Las investigaciones del IMIDA evitan que desaparezcan razas autóctonas como el chato murciano e incrementan su población en casi tres décadas.




Investigadores y cocineros exponen en una jornada con conferencias y catas de productos las bondades y cualidades culinarias de las razas autóctonas que se han recuperado para su comercialización

La consejera Sara Rubira destaca que "el Gobierno regional trabaja junto con ganaderos y productores, para recuperar, mantener e impulsar la cabaña de estas razas", algunas en peligro de extinción


Las jornadas gastronómicas ‘De los genes a la mesa’, que cumplen su décima edición, han puesto en valor la gran calidad y aspectos diferenciadores que aportan a la gastronomía la carne procedente de las razas autóctonas de cerdo chato murciano y de la oveja segureña. Esto es posible gracias a los proyectos de investigación impulsados por la Comunidad, a través del Instituto Murciano de Investigación y Desarrollo Agrario y Medioambiental (IMIDA), para preservar y recuperar las razas propias de la Región de Murcia, algunas de ellas en peligro de extinción.

La consejera de Agua, Agricultura, Ganadería y Pesca, Sara Rubira, destacó durante la inauguración de la jornada que “el Gobierno regional trabaja junto con ganaderos y productores de carne para recuperar, mantener e impulsar la cabaña de estas razas autóctonas con la finalidad de divulgar sus cualidades y potenciar su comercialización”. En la misma se debatió sobre la situación actual y las perspectivas de futuro del chato murciano y la oveja segureña.

Rubira aseguró que “el objetivo es que los ganaderos apuesten por estas razas y logremos que sean apreciadas y demandadas, tanto por el público en general como por los profesionales, para que su cría y su comercialización sea rentable y viable económicamente”.

El IMIDA, desarrolla desde hace cerca de tres décadas diversos proyectos de investigación cuya finalidad es conservar las razas autóctonas, con especial atención a las que se encuentran en peligro de extinción. Para ello, realiza estudios productivos, genéticos y reproductivos, de calidad de la canal, de la carne y de los transformados cárnicos y productos tradicionales de la Región.

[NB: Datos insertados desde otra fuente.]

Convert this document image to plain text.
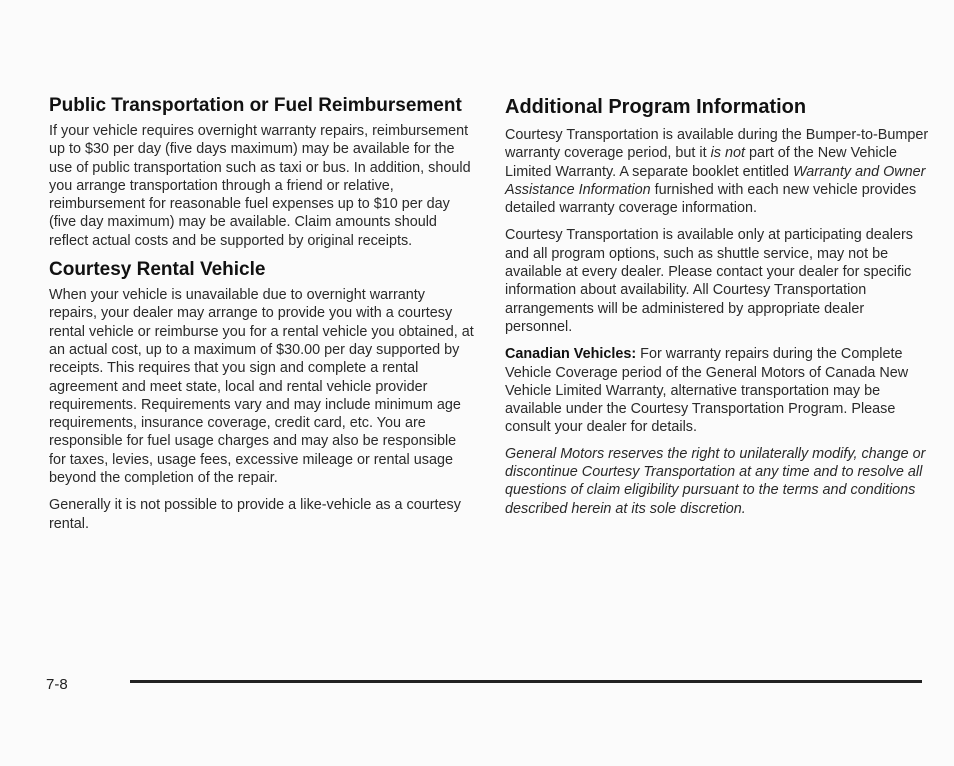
Public Transportation or Fuel Reimbursement

If your vehicle requires overnight warranty repairs, reimbursement up to $30 per day (five days maximum) may be available for the use of public transportation such as taxi or bus. In addition, should you arrange transportation through a friend or relative, reimbursement for reasonable fuel expenses up to $10 per day (five day maximum) may be available. Claim amounts should reflect actual costs and be supported by original receipts.

Courtesy Rental Vehicle

When your vehicle is unavailable due to overnight warranty repairs, your dealer may arrange to provide you with a courtesy rental vehicle or reimburse you for a rental vehicle you obtained, at an actual cost, up to a maximum of $30.00 per day supported by receipts. This requires that you sign and complete a rental agreement and meet state, local and rental vehicle provider requirements. Requirements vary and may include minimum age requirements, insurance coverage, credit card, etc. You are responsible for fuel usage charges and may also be responsible for taxes, levies, usage fees, excessive mileage or rental usage beyond the completion of the repair.

Generally it is not possible to provide a like-vehicle as a courtesy rental.

Additional Program Information

Courtesy Transportation is available during the Bumper-to-Bumper warranty coverage period, but it is not part of the New Vehicle Limited Warranty. A separate booklet entitled Warranty and Owner Assistance Information furnished with each new vehicle provides detailed warranty coverage information.

Courtesy Transportation is available only at participating dealers and all program options, such as shuttle service, may not be available at every dealer. Please contact your dealer for specific information about availability. All Courtesy Transportation arrangements will be administered by appropriate dealer personnel.

Canadian Vehicles: For warranty repairs during the Complete Vehicle Coverage period of the General Motors of Canada New Vehicle Limited Warranty, alternative transportation may be available under the Courtesy Transportation Program. Please consult your dealer for details.

General Motors reserves the right to unilaterally modify, change or discontinue Courtesy Transportation at any time and to resolve all questions of claim eligibility pursuant to the terms and conditions described herein at its sole discretion.

7-8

Entre ellos destacan el chato murciano, la vaca murciano-levantina, la gallina murciana, las ovejas segureña y montesina, la cabra murciano-granadina o el palomo deportivo murciano, entre otras. Muchas de las líneas de investigación persiguen la conservación y recuperación de los recursos genéticos adaptados a las condiciones climáticas actuales del Levante y a la búsqueda de animales resilientes al estrés calórico y al cambio climático.

La titular de Ganadería explicó que “algunos de estos proyectos de investigación buscan la obtención de derivados gastronómicos innovadores, procedentes de nuestras razas autóctonas, y su transferencia al sector, para potenciar la oferta gastronómica de la Región, y que contribuyan a elevar la gastronomía a la categoría de ciencia, de gran impacto económico y social”.


Incremento en el censo de las razas
Las investigaciones desarrolladas por el IMIDA, junto con el sector, han permitido evitar la desaparición de estas razas e incrementar la población, tal y como explicó la consejera durante su intervención. Todo ello gracias al Banco de Germoplasma del IMIDA, que cuenta con gametos masculinos crioconservados de estos animales para garantizar su conservación y recuperación.

Así, con el chato murciano se ha pasado de la situación de partida, en el año 1997, de tener seis hembras reproductoras y dos verracos, a contar en la actualidad con más de 270 ejemplares (256 hembras reproductoras y 15 machos), pertenecientes a siete ganaderías activas. Además, en la actualidad, la carne y derivados cárnicos de estos animales es demanda y consumida por la población murciana.

Con la oveja segureña el IMIDA está desarrollando actualmente el proyecto ‘Aprovechamiento y valorización de carne de oveja segureña adulta, para la creación de nuevos cortes y productos, en la comarca del Noroeste de la Región de Murcia (OVIFOODTECH)’. Así se reduce el desperdicio de alimentos, mediante la sostenibilidad y economía circular, incrementando el beneficio económico de los ganaderos.